-
sech1
-
sech1
dataset init time reduced from 28.294 s to 21.728 s
-
sech1
30% speedup, but it also includes the cache init part which didn't change
-
sech1
cache init is 5-6 seconds, approximately
-
sech1
so dataset init time reduced from ~22 to ~15 seconds
-
sech1
In theory it would be down from 22 to 11 seconds if RAM access wasn't a bottleneck
-
sech1
-
sech1
from 28.294 down to 17.018 seconds to init dataset
-
sech1
-
plowsof
👏
-
sech1
Next on my plan is to write vectorized soft AES for hash/fill AES to speed up this part. After that I'll be comfortable enough with RISC-V assembly and vector instructions to add it to the actual RandomX JIT
-
sech1
(Because this CPU doesn't have hardware AES, sad)
-
sech1
`RxDataset::init` timings: 21865 ms before, 10639 ms after
-
sech1
That's more than 2x speedup, lol
-
sech1
I expected max 2x from vector code
-
DataHoarder
they might have way more vector registers than scalar ones nowadays :D
-
sech1
I guess vector instructions are overall more efficient
-
sech1
Or it's the fact that I do prefetch instructions in vector code, and scalar code doesn't
-
sech1
It's the same number of registers (32)
-
DataHoarder
physical vs virtual I mean
-
sech1
ah, maybe it's also that register width is 256 bit (4x scalar)
-
sech1
but execution units are 128 bit
-
DataHoarder
oh, double pump!
-
sech1
so it is 2x faster, but executes 4x fewer instructions, and some additional speedup comes from this
-
sech1
so it saves time on instruction decoding
-
DataHoarder
I'm so sad Intel fucked up AVX512 so bad on new cpus
-
DataHoarder
E cores didn't have 512 so they dropped it entirely
-
DataHoarder
AMD: here's double-pumped AVX512, next gen, full pump
-
sech1
yes, it's 512 physical in Zen 5
-
DataHoarder
Intel is trying to define AVX10 to take into account bitwidth
-
DataHoarder
though they could have just double pumped it :')
-
sech1
I had an idea to write AVX512 dataset init, but it makes little sense.

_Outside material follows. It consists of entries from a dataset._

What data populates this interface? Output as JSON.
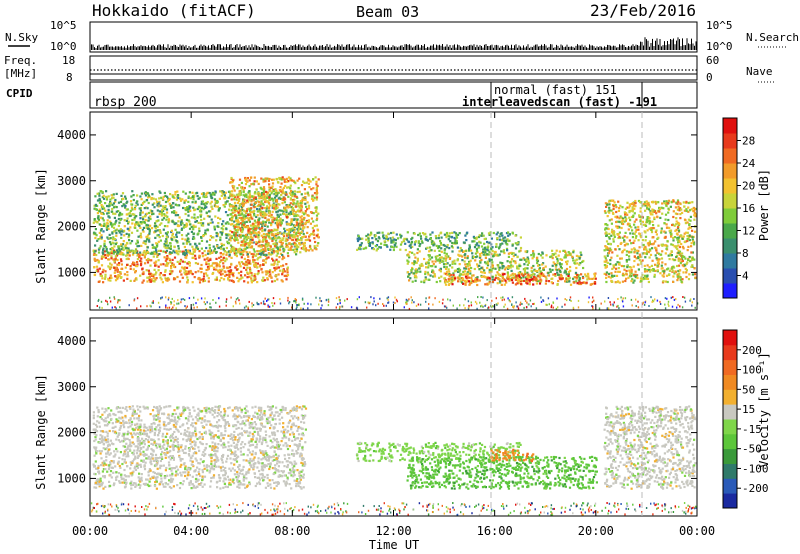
{
  "header": {
    "station": "Hokkaido (fitACF)",
    "beam": "Beam 03",
    "date": "23/Feb/2016"
  },
  "noise_panel": {
    "left_label": "N.Sky",
    "left_ticks": [
      "10^5",
      "10^0"
    ],
    "right_label": "N.Search",
    "right_ticks": [
      "10^5",
      "10^0"
    ]
  },
  "freq_panel": {
    "left_label_1": "Freq.",
    "left_label_2": "[MHz]",
    "left_ticks": [
      "18",
      "8"
    ],
    "right_label": "Nave",
    "right_ticks": [
      "60",
      "0"
    ]
  },
  "cpid_panel": {
    "label": "CPID",
    "modes": [
      {
        "name": "rbsp",
        "id": "200"
      },
      {
        "name": "normal (fast)",
        "id": "151"
      },
      {
        "name": "interleavedscan (fast)",
        "id": "-191"
      }
    ]
  },
  "x_axis": {
    "label": "Time UT",
    "ticks": [
      "00:00",
      "04:00",
      "08:00",
      "12:00",
      "16:00",
      "20:00",
      "00:00"
    ]
  },
  "chart_data": [
    {
      "type": "heatmap",
      "name": "power",
      "xlabel": "Time UT",
      "ylabel": "Slant Range [km]",
      "xlim": [
        0,
        24
      ],
      "ylim": [
        180,
        4500
      ],
      "y_ticks": [
        "1000",
        "2000",
        "3000",
        "4000"
      ],
      "colorbar": {
        "label": "Power [dB]",
        "ticks": [
          "28",
          "24",
          "20",
          "16",
          "12",
          "8",
          "4"
        ],
        "colors": [
          "#1f1fff",
          "#2a4fb0",
          "#2f7aa0",
          "#3a8f6e",
          "#4aa84a",
          "#7fcc3a",
          "#c8d43a",
          "#f2c230",
          "#f29b2a",
          "#f06a22",
          "#e83a1c",
          "#e0100e"
        ]
      },
      "regions": [
        {
          "t0": 0.1,
          "t1": 7.8,
          "r0": 800,
          "r1": 1500,
          "value": 20
        },
        {
          "t0": 0.1,
          "t1": 8.5,
          "r0": 1400,
          "r1": 2800,
          "value": 12
        },
        {
          "t0": 5.5,
          "t1": 9.0,
          "r0": 1500,
          "r1": 3100,
          "value": 18
        },
        {
          "t0": 10.5,
          "t1": 17.0,
          "r0": 1500,
          "r1": 1900,
          "value": 10
        },
        {
          "t0": 12.5,
          "t1": 19.5,
          "r0": 800,
          "r1": 1500,
          "value": 14
        },
        {
          "t0": 14.0,
          "t1": 20.0,
          "r0": 750,
          "r1": 1000,
          "value": 22
        },
        {
          "t0": 20.3,
          "t1": 23.9,
          "r0": 800,
          "r1": 2600,
          "value": 16
        }
      ]
    },
    {
      "type": "heatmap",
      "name": "velocity",
      "xlabel": "Time UT",
      "ylabel": "Slant Range [km]",
      "xlim": [
        0,
        24
      ],
      "ylim": [
        180,
        4500
      ],
      "y_ticks": [
        "1000",
        "2000",
        "3000",
        "4000"
      ],
      "colorbar": {
        "label": "Velocity [m s⁻¹]",
        "ticks": [
          "200",
          "100",
          "50",
          "15",
          "-15",
          "-50",
          "-100",
          "-200"
        ],
        "colors": [
          "#1a2aa0",
          "#2a5ab8",
          "#2f7a6a",
          "#3a9a3a",
          "#5cc63a",
          "#7fd64a",
          "#c8c8c0",
          "#f2b030",
          "#f08a22",
          "#f06a22",
          "#e83a1c",
          "#e0100e"
        ]
      },
      "regions": [
        {
          "t0": 0.1,
          "t1": 8.5,
          "r0": 800,
          "r1": 2600,
          "value": 0
        },
        {
          "t0": 10.5,
          "t1": 17.0,
          "r0": 1400,
          "r1": 1800,
          "value": 30
        },
        {
          "t0": 12.5,
          "t1": 20.0,
          "r0": 800,
          "r1": 1500,
          "value": 40
        },
        {
          "t0": 15.8,
          "t1": 17.5,
          "r0": 1400,
          "r1": 1650,
          "value": -60
        },
        {
          "t0": 20.3,
          "t1": 23.9,
          "r0": 800,
          "r1": 2600,
          "value": 0
        }
      ]
    }
  ]
}
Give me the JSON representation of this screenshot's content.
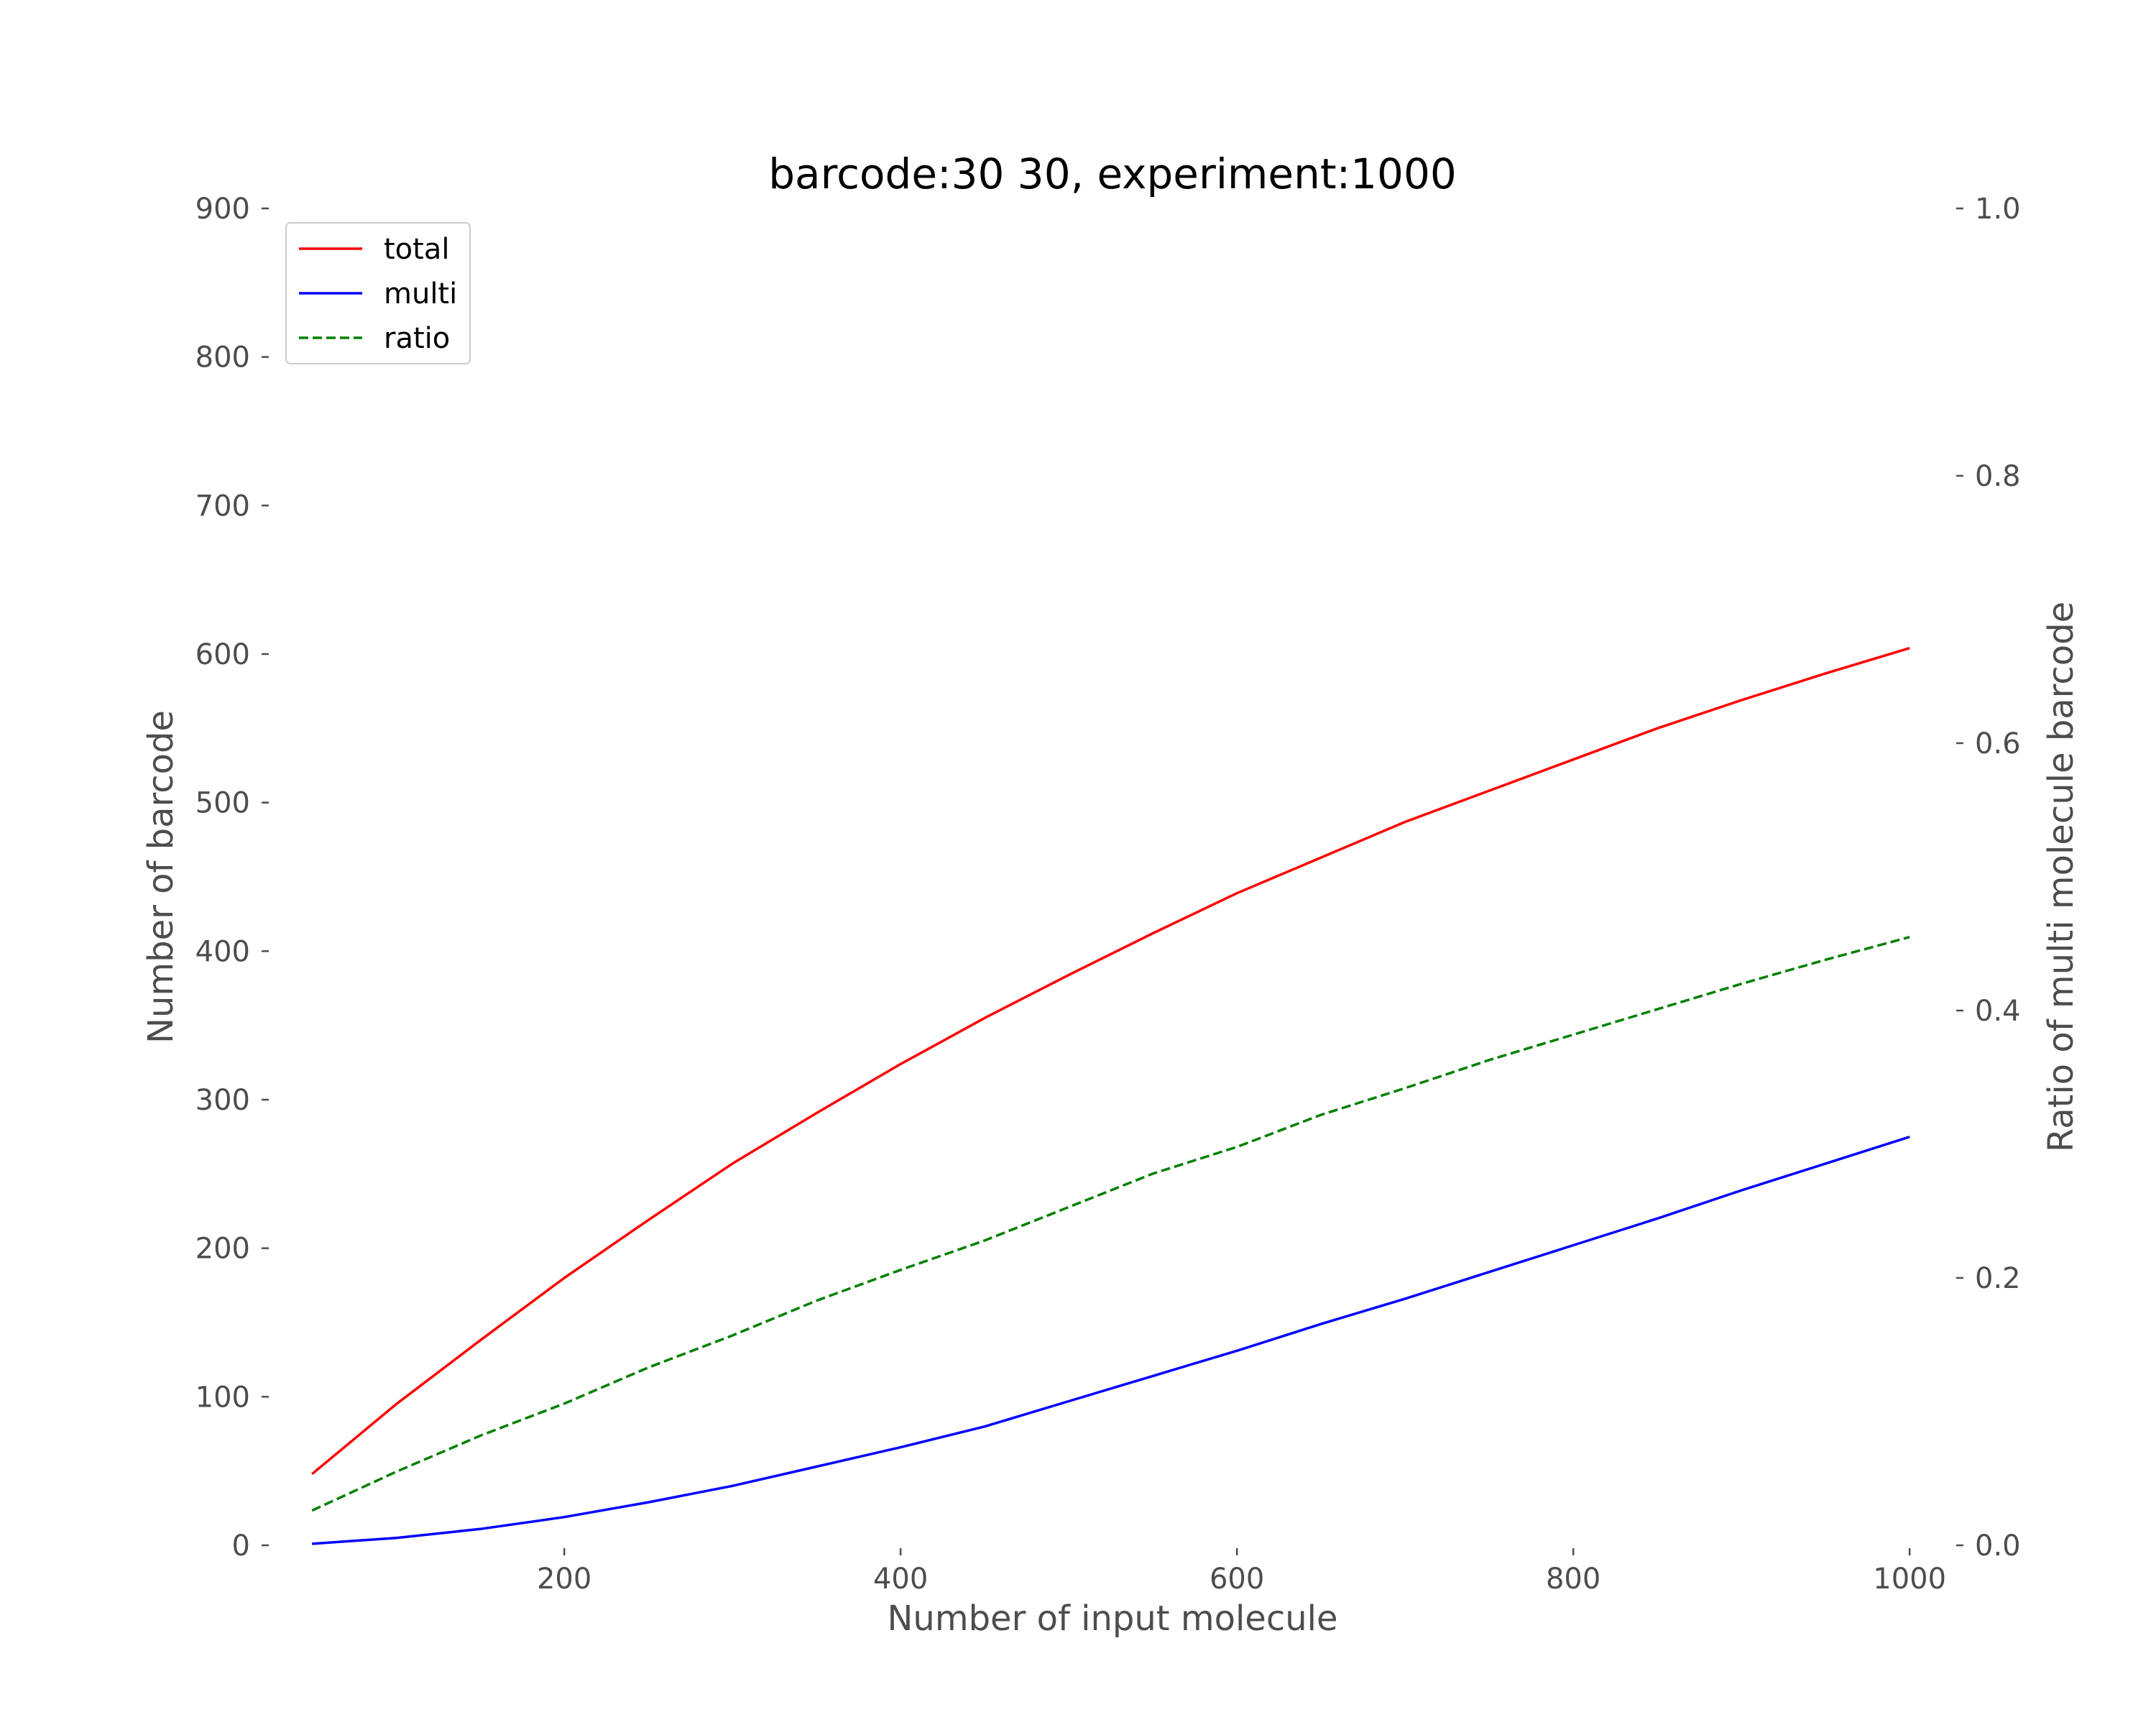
{
  "chart_data": {
    "type": "line",
    "title": "barcode:30 30, experiment:1000",
    "xlabel": "Number of input molecule",
    "ylabel": "Number of barcode",
    "ylabel_right": "Ratio of multi molecule barcode",
    "xlim": [
      26,
      1026
    ],
    "ylim": [
      0,
      900
    ],
    "ylim_right": [
      0,
      1.0
    ],
    "x_ticks": [
      200,
      400,
      600,
      800,
      1000
    ],
    "x_tick_labels": [
      "200",
      "400",
      "600",
      "800",
      "1000"
    ],
    "y_ticks": [
      0,
      100,
      200,
      300,
      400,
      500,
      600,
      700,
      800,
      900
    ],
    "y_tick_labels": [
      "0",
      "100",
      "200",
      "300",
      "400",
      "500",
      "600",
      "700",
      "800",
      "900"
    ],
    "y_right_ticks": [
      0.0,
      0.2,
      0.4,
      0.6,
      0.8,
      1.0
    ],
    "y_right_tick_labels": [
      "0.0",
      "0.2",
      "0.4",
      "0.6",
      "0.8",
      "1.0"
    ],
    "grid": false,
    "legend_position": "top-left",
    "x": [
      50,
      100,
      150,
      200,
      250,
      300,
      350,
      400,
      450,
      500,
      550,
      600,
      650,
      700,
      750,
      800,
      850,
      900,
      950,
      1000
    ],
    "series": [
      {
        "name": "total",
        "axis": "left",
        "color": "#ff0000",
        "dash": "solid",
        "values": [
          48,
          95,
          138,
          180,
          219,
          257,
          291,
          324,
          355,
          384,
          412,
          439,
          463,
          487,
          508,
          529,
          550,
          569,
          587,
          604
        ]
      },
      {
        "name": "multi",
        "axis": "left",
        "color": "#0000ff",
        "dash": "solid",
        "values": [
          1,
          5,
          11,
          19,
          29,
          40,
          53,
          66,
          80,
          97,
          114,
          131,
          149,
          166,
          184,
          202,
          220,
          239,
          257,
          275
        ]
      },
      {
        "name": "ratio",
        "axis": "right",
        "color": "#008000",
        "dash": "dashed",
        "values": [
          0.026,
          0.055,
          0.082,
          0.106,
          0.133,
          0.157,
          0.183,
          0.206,
          0.228,
          0.253,
          0.278,
          0.298,
          0.322,
          0.342,
          0.363,
          0.382,
          0.401,
          0.42,
          0.438,
          0.455
        ]
      }
    ]
  }
}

It's already less than a second on 9950X with AVX256
-
DataHoarder
all the useful stuff in AVX512 that is not explicitly 512-bitwidth is so great
-
DataHoarder
and what was that OP that was slower than implementing it yourself, not just yourself with vector instructions but with scalar :D
-
DataHoarder
made people not use that at all due to slowdown
-
DataHoarder
AMD: 1 cycle execution time
-
DataHoarder
no one uses it, so just about a flex